Old AMM problem
Update: A solution appears on page 167 of the February 2012 issue of the American Mathematical Monthly. There were only three solvers, so we can deduce that this question was unusually difficult for a Monthly problem.
Lemma: Let $X$ and $Y$ be real symmetric $n \times n$ matrices, where the eigenvalues of $X$, $Y$ and $X+Y$ are $\alpha_1 \geq \alpha_2 \geq \cdots \geq \alpha_n$, $\beta_1 \geq \beta_2 \geq \cdots \geq \beta_n$ and $\gamma_1 \geq \gamma_2 \geq \cdots \geq \gamma_n$ respectively. Then $\sum_{i=1}^k \alpha_i + \sum_{i=1}^k \beta_i \geq \sum_{i=1}^k \gamma_i$. Moreover, if we have equality, then we can change bases so that $X$ and $Y$ are simultaneously block diagonal with blocks of size $k \times k$ and $(n-k) \times (n-k)$, and the eigenvalues of the first blocks are $(\alpha_1, \ldots, \alpha_k)$ and $(\beta_1, \ldots, \beta_k)$.

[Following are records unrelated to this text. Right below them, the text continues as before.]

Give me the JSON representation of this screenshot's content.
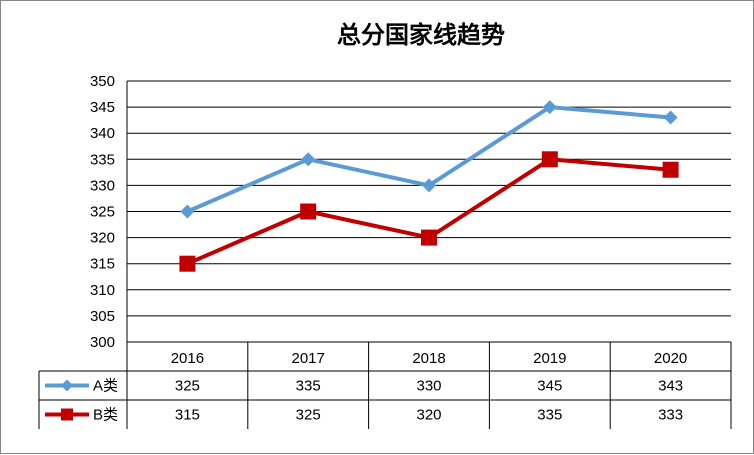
{
  "chart_data": {
    "type": "line",
    "title": "总分国家线趋势",
    "categories": [
      "2016",
      "2017",
      "2018",
      "2019",
      "2020"
    ],
    "series": [
      {
        "name": "A类",
        "values": [
          325,
          335,
          330,
          345,
          343
        ],
        "color": "#5B9BD5",
        "marker": "diamond"
      },
      {
        "name": "B类",
        "values": [
          315,
          325,
          320,
          335,
          333
        ],
        "color": "#C00000",
        "marker": "square"
      }
    ],
    "ylim": [
      300,
      350
    ],
    "yticks": [
      "300",
      "305",
      "310",
      "315",
      "320",
      "325",
      "330",
      "335",
      "340",
      "345",
      "350"
    ],
    "grid": true,
    "legend": "data-table"
  }
}
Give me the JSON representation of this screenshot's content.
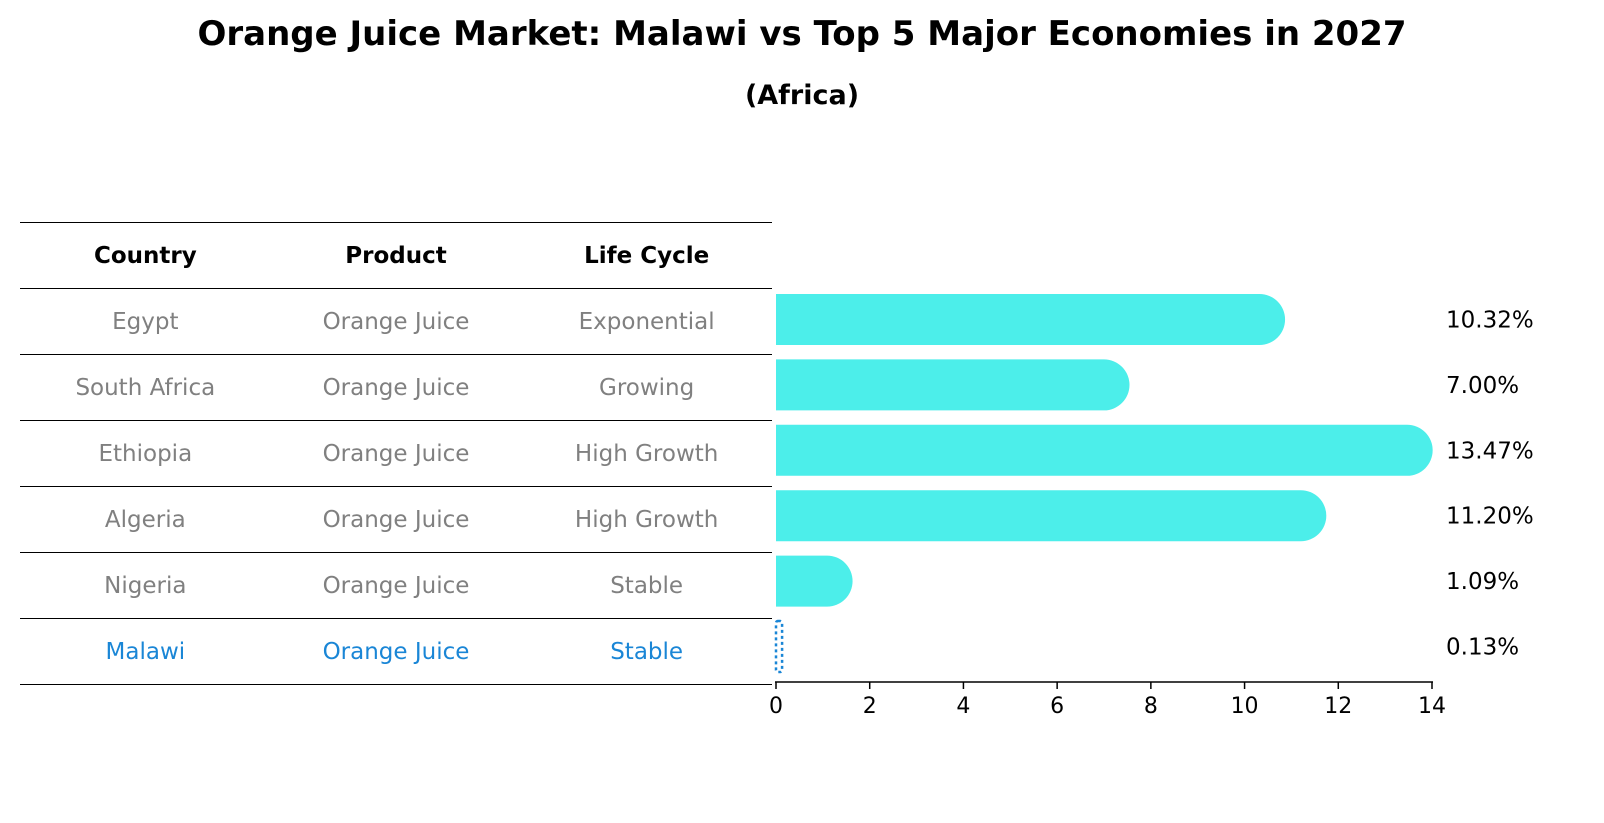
{
  "title": "Orange Juice Market: Malawi vs Top 5 Major Economies in 2027",
  "subtitle": "(Africa)",
  "table": {
    "headers": [
      "Country",
      "Product",
      "Life Cycle"
    ],
    "rows": [
      [
        "Egypt",
        "Orange Juice",
        "Exponential"
      ],
      [
        "South Africa",
        "Orange Juice",
        "Growing"
      ],
      [
        "Ethiopia",
        "Orange Juice",
        "High Growth"
      ],
      [
        "Algeria",
        "Orange Juice",
        "High Growth"
      ],
      [
        "Nigeria",
        "Orange Juice",
        "Stable"
      ],
      [
        "Malawi",
        "Orange Juice",
        "Stable"
      ]
    ]
  },
  "colors": {
    "bar": "#4ceeea",
    "highlight": "#1a86d6",
    "text_muted": "#808080"
  },
  "chart_data": {
    "type": "bar",
    "orientation": "horizontal",
    "categories": [
      "Egypt",
      "South Africa",
      "Ethiopia",
      "Algeria",
      "Nigeria",
      "Malawi"
    ],
    "values": [
      10.32,
      7.0,
      13.47,
      11.2,
      1.09,
      0.13
    ],
    "value_labels": [
      "10.32%",
      "7.00%",
      "13.47%",
      "11.20%",
      "1.09%",
      "0.13%"
    ],
    "highlight": "Malawi",
    "xlim": [
      0,
      14
    ],
    "xticks": [
      0,
      2,
      4,
      6,
      8,
      10,
      12,
      14
    ],
    "xlabel": "",
    "ylabel": ""
  }
}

Remark: Note that I have deliberately used different variable names than Beni. One of the things that made this problem tricky for me was that I had to apply this lemma in several different ways, with different matrices playing the roles of $X$ and $Y$.
Proof: Thinking of $X$ and $Y$ as quadratic forms, it makes sense to restrict them to subspaces of $\mathbb{R}^n$. With this understanding, we have $\sum_{i=1}^k \alpha_i = \max_{V \in G(k,n)} \mathrm{Tr} X|_V$, where the max ranges over $k$-dimensional subspaces of $\mathbb{R}^n$. Moreover, the maximum is achieved precisely when $X \cdot V = V$, and the eigenvalues of $X|_V$ are $(\alpha_1, \ldots, \alpha_k)$. When all the $\alpha$'s are distinct, this can be expressed more easily by saying that $V$ is the span of the eigenvectors associated to the largest $k$ eigenvalues.
We want to show that $$\max_{V \in G(k,n)} \mathrm{Tr} X|_V + \max_{V \in G(k,n)} \mathrm{Tr} Y|_V \geq \max_{V \in G(k,n)} \mathrm{Tr} \left( X+Y \right)_V$$ or, equivalently, $$\max_{(V,W) \in G(k,n)^2} \mathrm{Tr} \left( X|_V + Y_W \right) \geq \max_{V \in G(k,n)} \mathrm{Tr} \left( X|_V +Y|_V \right)$$ But this is obvious, because the right hand maximum is over a larger set.
Moreover, if we have equality, then there is some $k$-plane $V$ with $XV=YV =V$ and where the eigenvalues of $X|_V$ and $Y|_V$ are $(\alpha_1, \ldots, \alpha_k)$ and $(\beta_1, \ldots, \beta_k)$. This is precisely the required claim about being block diagonal. $\square$
Let $A$ and $B$ be as in the problem. Let the eigenvalues of $A$ be $\lambda^{+}_1 \geq \cdots \geq \lambda^{+}_{p^{+}} > 0 =0=\cdots=0 > \lambda^{-}_{1} \geq \cdots \geq \lambda^{-}_{p_{-}}$. Define $\mu^{+}_i$, $\mu^{-}_i$, $q^{+}$ and $q^{-}$ similarly. Then, as Beni explains, we have $p^{+}+p^{-} + q^{+} + q^{-} \leq n$, and the eigenvalues of $X+Y$ are the concatenation of the $\lambda^{\pm}_i$'s, the $\mu^{\pm}_i$'s, and $n-p^{+}-p^{-} - q^{+} - q^{-}$ copies of $0$.
Apply the lemma with $k=p^{+}+q^{+}$, $X=A$ and $Y=B$. This shows that we can split into two smaller problems, one where all the $\lambda$'s and $\mu$'s are positive and another where they are all nonpositive. We will focus on the first block; the second block is similar.
So we are reduced to the case that $A$ and $B$ have no negative eigenvalues.
Now, we use induction on $n$. The base case $n=1$ is easy. Without loss of generality, let $\lambda^{+}_1 \geq \mu^{+}_1$. So $\lambda^{+}_1$ is the greatest eigenvalue of both $A$ and $A+B$.
Apply the lemma with $k=1$, $X=A+B$ and $Y=-B$. The greatest eigenvalue of $-B$ is $0$. So the greatest eigenvalue of $(A+B)+(-B)$ is the sum of the greatest eigenvalues of $A+B$ and $-B$, and we conclude that we can split off a $1 \times 1$ block from $A+B$ and $-B$, where the block of $-B$ is zero.
The product of the $1 \times 1$ blocks is $0$, and by induction the product of the other blocks is $0$ as well.